>>44163360There are people who buy both versions and the third version.
For example, how can we compare Emerald sales to Ruby and Sapphire sales?
How can we compare RGB, when blue released later than RG in japan, with any other original pair in any other generation?
Since ruby and sapphire don't differ that much, we can assume anyone who played RS bought atleast one version. So halving the sales is a conservative estimate on unique buyers of the game. If anything, it overestimates how many unique buyers got the games when there are two or more versions.
It lets us compare third versions to pairs (or triples in RGBs case). It also lets us compare between generations. In fact, I had another spreadsheet that showed sales per versions against sales of consoles which could play those games, to get a more reasonable comparison between the different generations.

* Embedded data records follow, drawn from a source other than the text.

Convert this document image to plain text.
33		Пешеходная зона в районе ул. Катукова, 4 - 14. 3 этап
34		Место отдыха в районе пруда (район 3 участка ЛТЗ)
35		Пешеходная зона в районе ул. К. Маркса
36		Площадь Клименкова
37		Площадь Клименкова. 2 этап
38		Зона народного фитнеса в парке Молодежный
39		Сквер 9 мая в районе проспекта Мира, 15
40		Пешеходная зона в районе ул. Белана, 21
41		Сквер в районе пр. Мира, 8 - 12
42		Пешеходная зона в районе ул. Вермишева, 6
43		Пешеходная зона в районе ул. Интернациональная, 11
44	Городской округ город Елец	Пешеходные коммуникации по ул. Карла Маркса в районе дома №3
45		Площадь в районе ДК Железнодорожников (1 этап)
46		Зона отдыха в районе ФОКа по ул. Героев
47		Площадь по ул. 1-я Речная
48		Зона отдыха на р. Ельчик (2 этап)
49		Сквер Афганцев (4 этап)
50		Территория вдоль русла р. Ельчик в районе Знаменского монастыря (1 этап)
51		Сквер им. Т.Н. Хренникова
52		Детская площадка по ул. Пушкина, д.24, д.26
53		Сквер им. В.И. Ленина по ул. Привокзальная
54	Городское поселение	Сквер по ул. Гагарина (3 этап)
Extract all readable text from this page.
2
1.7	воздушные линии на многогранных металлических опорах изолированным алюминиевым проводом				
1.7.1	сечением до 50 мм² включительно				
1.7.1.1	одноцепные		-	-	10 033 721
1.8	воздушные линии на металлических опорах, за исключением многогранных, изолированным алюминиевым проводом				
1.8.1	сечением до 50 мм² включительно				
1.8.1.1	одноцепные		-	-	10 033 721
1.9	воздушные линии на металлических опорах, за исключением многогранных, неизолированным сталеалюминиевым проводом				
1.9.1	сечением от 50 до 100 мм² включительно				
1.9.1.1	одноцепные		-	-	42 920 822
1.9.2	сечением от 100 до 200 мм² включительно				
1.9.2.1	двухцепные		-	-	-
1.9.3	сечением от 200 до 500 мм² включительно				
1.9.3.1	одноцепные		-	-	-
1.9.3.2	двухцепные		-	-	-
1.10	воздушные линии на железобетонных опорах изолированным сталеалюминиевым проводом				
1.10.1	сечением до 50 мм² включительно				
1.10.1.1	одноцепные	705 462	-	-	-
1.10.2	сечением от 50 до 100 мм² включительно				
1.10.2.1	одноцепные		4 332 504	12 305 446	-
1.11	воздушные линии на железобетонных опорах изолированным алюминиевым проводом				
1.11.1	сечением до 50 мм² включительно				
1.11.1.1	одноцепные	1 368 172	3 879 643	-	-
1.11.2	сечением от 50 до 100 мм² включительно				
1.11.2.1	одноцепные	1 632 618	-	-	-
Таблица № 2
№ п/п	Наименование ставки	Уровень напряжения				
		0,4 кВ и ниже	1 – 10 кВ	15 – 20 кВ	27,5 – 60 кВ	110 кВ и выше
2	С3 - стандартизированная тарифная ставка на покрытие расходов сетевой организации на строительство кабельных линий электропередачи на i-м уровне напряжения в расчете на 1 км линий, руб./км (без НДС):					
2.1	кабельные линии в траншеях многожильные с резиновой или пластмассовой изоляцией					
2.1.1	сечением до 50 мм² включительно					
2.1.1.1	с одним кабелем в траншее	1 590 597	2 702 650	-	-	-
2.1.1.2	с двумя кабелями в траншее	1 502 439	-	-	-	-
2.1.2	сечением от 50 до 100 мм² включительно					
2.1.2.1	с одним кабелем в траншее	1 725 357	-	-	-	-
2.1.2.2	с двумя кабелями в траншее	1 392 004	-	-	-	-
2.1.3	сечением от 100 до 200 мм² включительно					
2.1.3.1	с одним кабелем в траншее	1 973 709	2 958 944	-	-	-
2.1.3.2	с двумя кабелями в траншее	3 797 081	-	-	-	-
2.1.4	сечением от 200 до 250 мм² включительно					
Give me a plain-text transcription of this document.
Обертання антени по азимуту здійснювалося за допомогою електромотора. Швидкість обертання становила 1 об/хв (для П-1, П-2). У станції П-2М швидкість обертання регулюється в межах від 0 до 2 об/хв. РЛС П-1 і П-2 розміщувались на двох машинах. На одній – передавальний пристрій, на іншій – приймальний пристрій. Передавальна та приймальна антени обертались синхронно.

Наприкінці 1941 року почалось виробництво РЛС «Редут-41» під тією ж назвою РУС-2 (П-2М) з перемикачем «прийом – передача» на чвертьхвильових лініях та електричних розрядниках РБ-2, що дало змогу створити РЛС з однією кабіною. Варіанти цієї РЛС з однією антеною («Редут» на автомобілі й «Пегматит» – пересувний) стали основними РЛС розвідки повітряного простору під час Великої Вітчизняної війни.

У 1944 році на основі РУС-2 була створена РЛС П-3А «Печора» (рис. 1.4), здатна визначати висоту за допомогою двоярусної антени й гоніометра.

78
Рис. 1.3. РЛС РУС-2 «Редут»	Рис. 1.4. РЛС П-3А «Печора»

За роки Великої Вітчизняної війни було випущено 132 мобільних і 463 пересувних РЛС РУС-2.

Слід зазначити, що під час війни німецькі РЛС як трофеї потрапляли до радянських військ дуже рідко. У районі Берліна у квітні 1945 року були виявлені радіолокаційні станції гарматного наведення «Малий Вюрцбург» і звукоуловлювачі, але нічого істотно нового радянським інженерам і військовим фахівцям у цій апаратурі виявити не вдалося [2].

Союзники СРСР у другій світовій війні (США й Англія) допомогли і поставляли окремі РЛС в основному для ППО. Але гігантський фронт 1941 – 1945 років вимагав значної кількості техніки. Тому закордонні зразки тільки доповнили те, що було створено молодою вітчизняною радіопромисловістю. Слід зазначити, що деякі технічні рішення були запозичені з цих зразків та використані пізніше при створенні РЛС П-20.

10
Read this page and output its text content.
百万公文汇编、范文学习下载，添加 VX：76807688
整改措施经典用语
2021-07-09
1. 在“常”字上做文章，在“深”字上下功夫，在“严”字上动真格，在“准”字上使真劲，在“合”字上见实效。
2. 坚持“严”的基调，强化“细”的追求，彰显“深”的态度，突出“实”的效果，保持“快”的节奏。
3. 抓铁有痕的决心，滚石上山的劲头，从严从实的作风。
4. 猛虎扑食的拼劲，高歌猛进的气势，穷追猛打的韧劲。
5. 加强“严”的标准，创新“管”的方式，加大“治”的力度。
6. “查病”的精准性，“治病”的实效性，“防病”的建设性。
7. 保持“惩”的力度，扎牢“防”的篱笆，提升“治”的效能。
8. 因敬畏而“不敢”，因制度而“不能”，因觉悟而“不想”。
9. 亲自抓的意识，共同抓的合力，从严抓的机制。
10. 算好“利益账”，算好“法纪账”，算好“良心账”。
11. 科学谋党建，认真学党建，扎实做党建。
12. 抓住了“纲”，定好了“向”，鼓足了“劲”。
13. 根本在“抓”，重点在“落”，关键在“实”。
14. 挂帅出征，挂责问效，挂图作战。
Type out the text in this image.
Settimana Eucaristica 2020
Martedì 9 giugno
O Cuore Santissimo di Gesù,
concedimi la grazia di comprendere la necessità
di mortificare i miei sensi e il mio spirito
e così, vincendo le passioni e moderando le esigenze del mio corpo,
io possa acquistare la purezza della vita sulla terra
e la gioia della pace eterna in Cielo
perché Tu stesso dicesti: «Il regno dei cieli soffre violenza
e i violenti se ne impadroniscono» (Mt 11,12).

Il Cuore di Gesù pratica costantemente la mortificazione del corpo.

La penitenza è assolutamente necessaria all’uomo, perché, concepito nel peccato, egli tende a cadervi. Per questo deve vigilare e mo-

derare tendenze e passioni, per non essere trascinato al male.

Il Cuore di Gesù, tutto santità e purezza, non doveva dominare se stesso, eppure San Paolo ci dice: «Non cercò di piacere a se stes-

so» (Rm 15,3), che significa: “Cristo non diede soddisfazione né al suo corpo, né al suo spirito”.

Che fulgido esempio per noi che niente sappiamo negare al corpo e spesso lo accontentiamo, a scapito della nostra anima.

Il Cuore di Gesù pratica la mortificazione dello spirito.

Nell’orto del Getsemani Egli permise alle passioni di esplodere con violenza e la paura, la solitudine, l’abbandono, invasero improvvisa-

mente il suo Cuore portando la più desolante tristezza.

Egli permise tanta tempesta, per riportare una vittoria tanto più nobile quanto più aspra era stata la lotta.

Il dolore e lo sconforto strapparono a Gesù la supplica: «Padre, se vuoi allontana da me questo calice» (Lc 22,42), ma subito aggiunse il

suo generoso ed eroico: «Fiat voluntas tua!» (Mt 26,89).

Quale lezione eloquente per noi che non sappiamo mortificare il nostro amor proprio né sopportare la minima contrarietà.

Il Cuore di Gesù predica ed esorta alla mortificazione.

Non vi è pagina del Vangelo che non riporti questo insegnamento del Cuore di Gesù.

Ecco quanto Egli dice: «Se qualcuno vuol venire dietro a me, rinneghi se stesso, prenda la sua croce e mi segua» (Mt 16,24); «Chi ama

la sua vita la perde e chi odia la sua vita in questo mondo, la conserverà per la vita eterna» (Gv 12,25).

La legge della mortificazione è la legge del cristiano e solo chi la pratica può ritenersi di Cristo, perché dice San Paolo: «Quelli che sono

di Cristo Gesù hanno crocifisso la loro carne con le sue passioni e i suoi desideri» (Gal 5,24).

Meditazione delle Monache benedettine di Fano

Because the switch only sold 55million consoles, SWSH has been bought by a higher proportion of players who can run the game than gen 4 and 5, which has about 200+million sales in DS and 3DS.
But again, I can't count the number of individuals who own multiple DS and 3DS. I myself have a DS, DS lite, DSi, original 3DS, and two 3DS XL, yet I only need one to play a gen 4 or 5 game.
That's why I was asking for thoughts.
It's strange that B2W2 sold so much worse than BW, and is the worst selling game, yet is touted as the best game in the series.
It's also somewhat strange that Yellow sold the most units of a "third" version, and the most units per version.
It's strange that XY sold better than SM, and better than pretty much any other pair of games other than GS, DP, and Swoosh, despite it being touted as the worst.
I guess USUM could be added to SM, since it's so similar. But then I'd have to add every similar game to the others. Would I have to add remakes together? And so on.
Also, yes you could divide it yourself, but then you'd have to write down the numbers, to do the sorting that I've done here.